This guideline is in draft form only and should not be used to guide clinical management

Clinical Practice Guideline

Chest Pain

Author: Stuart Lewena

Version:

Date: 1 March 2004

See also:

Background

The majority of children presenting with chest pain as a primary complaint do not have a cardiac or other serious underlying disorder. The priorities of assessment are to firstly exclude these disorders or provide appropriate emergency treatment and to subsequently form a diagnosis and management plan for the remainder of cases. Common causes of paediatric chest pain in patients without risk factors for serious disease include:

·  Musculoskeletal strains

·  Respiratory infections with or without cough

·  Asthma exacerbations

·  Upper GI or biliary disease

·  Pericardial “catch” – short sharp pains experienced by healthy teenagers and young adults thought to be produced by stretch of pericardial supporting ligaments.

·  Anxiety, idiopathic – many children have no organic diagnosis made.

The presence of certain risk factors increases the probability of potentially serious causes:

Risk factors for serious or life threatening conditions

Risk factor
/
Condition to consider
Major chest trauma / Pneumothorax, haemothorax, cardiac or pulmonary contusion, mediastinal disruption.
Prior cardiac disease or surgery / Myocardial ischaemia, arrhythmia, pericarditis, pericardial effusion.
Hypercoaguable states
(primary clotting disorders, neoplasms, pregnancy, contraceptive pill use, prolonged immobility or post surgery,cental venous catheters, connective tissue disease, past history or strong family history of thromboembolic disease) / Pulmonary embolus
Sickle cell disease
/ Acute chest syndrome
Chronic respiratory disease / Pneumothorax
Kawasaki disease / Coronary aneurysm and myocardial ischaemia
Familial hyperlipidaemia syndromes / Myocardial ischaemia
Cocaine or stimulant use / Myocardial ischaemia
Connective tissue disease / Pericarditis and pericardial effusion, aortic dissection

Assessment

The most important step in initial assessment is identifying signs of cardiorespiratory distress:

·  Dyspnoea, tachypnoea, increased work of breathing

·  Hypoxia

·  Abnormal pulse or blood pressure

·  Poor perfusion

·  Distended neck veins, muffled heart sounds

·  Depressed mental state

For further specific assessment of underlying cause see chest pain algorithm.

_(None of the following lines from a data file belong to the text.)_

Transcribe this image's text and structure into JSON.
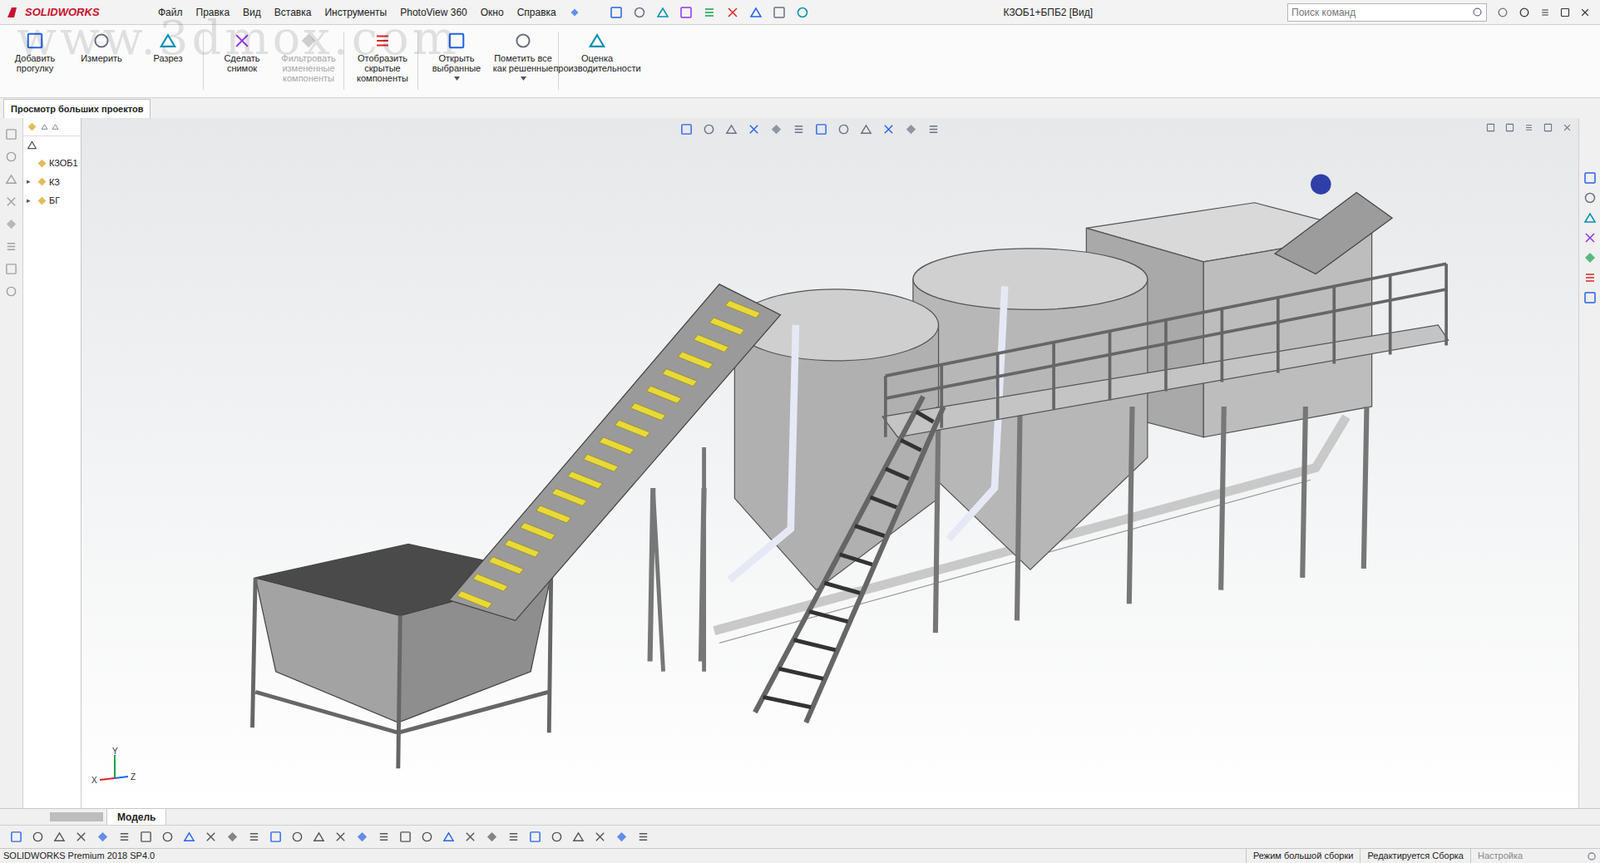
{
  "window": {
    "app": "SOLIDWORKS",
    "title": "КЗОБ1+БПБ2 [Вид]"
  },
  "menu": [
    "Файл",
    "Правка",
    "Вид",
    "Вставка",
    "Инструменты",
    "PhotoView 360",
    "Окно",
    "Справка"
  ],
  "search": {
    "placeholder": "Поиск команд"
  },
  "ribbon": {
    "buttons": [
      {
        "label": "Добавить прогулку",
        "disabled": false,
        "dropdown": false
      },
      {
        "label": "Измерить",
        "disabled": false,
        "dropdown": false
      },
      {
        "label": "Разрез",
        "disabled": false,
        "dropdown": false
      },
      {
        "label": "Сделать снимок",
        "disabled": false,
        "dropdown": false
      },
      {
        "label": "Фильтровать измененные компоненты",
        "disabled": true,
        "dropdown": false
      },
      {
        "label": "Отобразить скрытые компоненты",
        "disabled": false,
        "dropdown": false
      },
      {
        "label": "Открыть выбранные",
        "disabled": false,
        "dropdown": true
      },
      {
        "label": "Пометить все как решенные",
        "disabled": false,
        "dropdown": true
      },
      {
        "label": "Оценка производительности",
        "disabled": false,
        "dropdown": false
      }
    ]
  },
  "ribbon_tabs": [
    {
      "label": "Просмотр больших проектов",
      "selected": true
    }
  ],
  "tree": {
    "items": [
      {
        "label": "КЗОБ1",
        "depth": 0,
        "expanded": true
      },
      {
        "label": "КЗ",
        "depth": 1,
        "expanded": false
      },
      {
        "label": "БГ",
        "depth": 1,
        "expanded": false
      }
    ]
  },
  "axes": [
    "X",
    "Y",
    "Z"
  ],
  "bottom_tabs": [
    {
      "label": "Модель",
      "selected": true
    }
  ],
  "watermark": "www.3dmox.com",
  "status_bar": {
    "version": "SOLIDWORKS Premium 2018 SP4.0",
    "items": [
      "Режим большой сборки",
      "Редактируется Сборка",
      "Настройка"
    ]
  }
}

Key examination and basic investigation findings that may be identified in uncommon serious conditions are presented in the table below:

Condition

/

Findings

Myocardial ischaemia / Abnormal pulse or blood pressure, arrhythmia, ST segment elevation or depression, raised troponins
Pericarditis / Positional pain, pericardial rub, widespread ‘saddle-shaped’ ST elevation
Pericardial effusion / Hypotension, distended neck veins, muffled heart sounds, pulsus paradoxus, globular enlarged cardiac silhouette on CXR
Pulmonary embolus / Tachypnoea, tachycardia, hypoxia, haemoptysis, non specific ST and T wave changes in anterior chest leads most common ECG finding, ‘classical’ S1Q3T3 pattern is uncommon. May see minor CXR abnormalities – usually normal
Aortic dissection / Differential limb BP’s, CXR findings include: widened mediastinum, left pleural cap and deviated trachea and main stem bronchi. Signs of myocardial ischaemia or pericardial tamponade if complicated by these events.

Management

·  Trauma patients and those with signs of cardiorespiratory compromise should be resuscitated along general principles prior to considering more directed management (see resuscitation guideline).

·  Chest pain algorithm provides a guide for further management including special investigations, consultation and referral.

·  All patients with positive risk factors for serious conditions should be discussed with senior staff prior to final disposition.

·  Despite the rarity of serious underlying conditions, many children and parents have significant anxiety surrounding possible cardiac disease. Specific reassurance is an important part of management.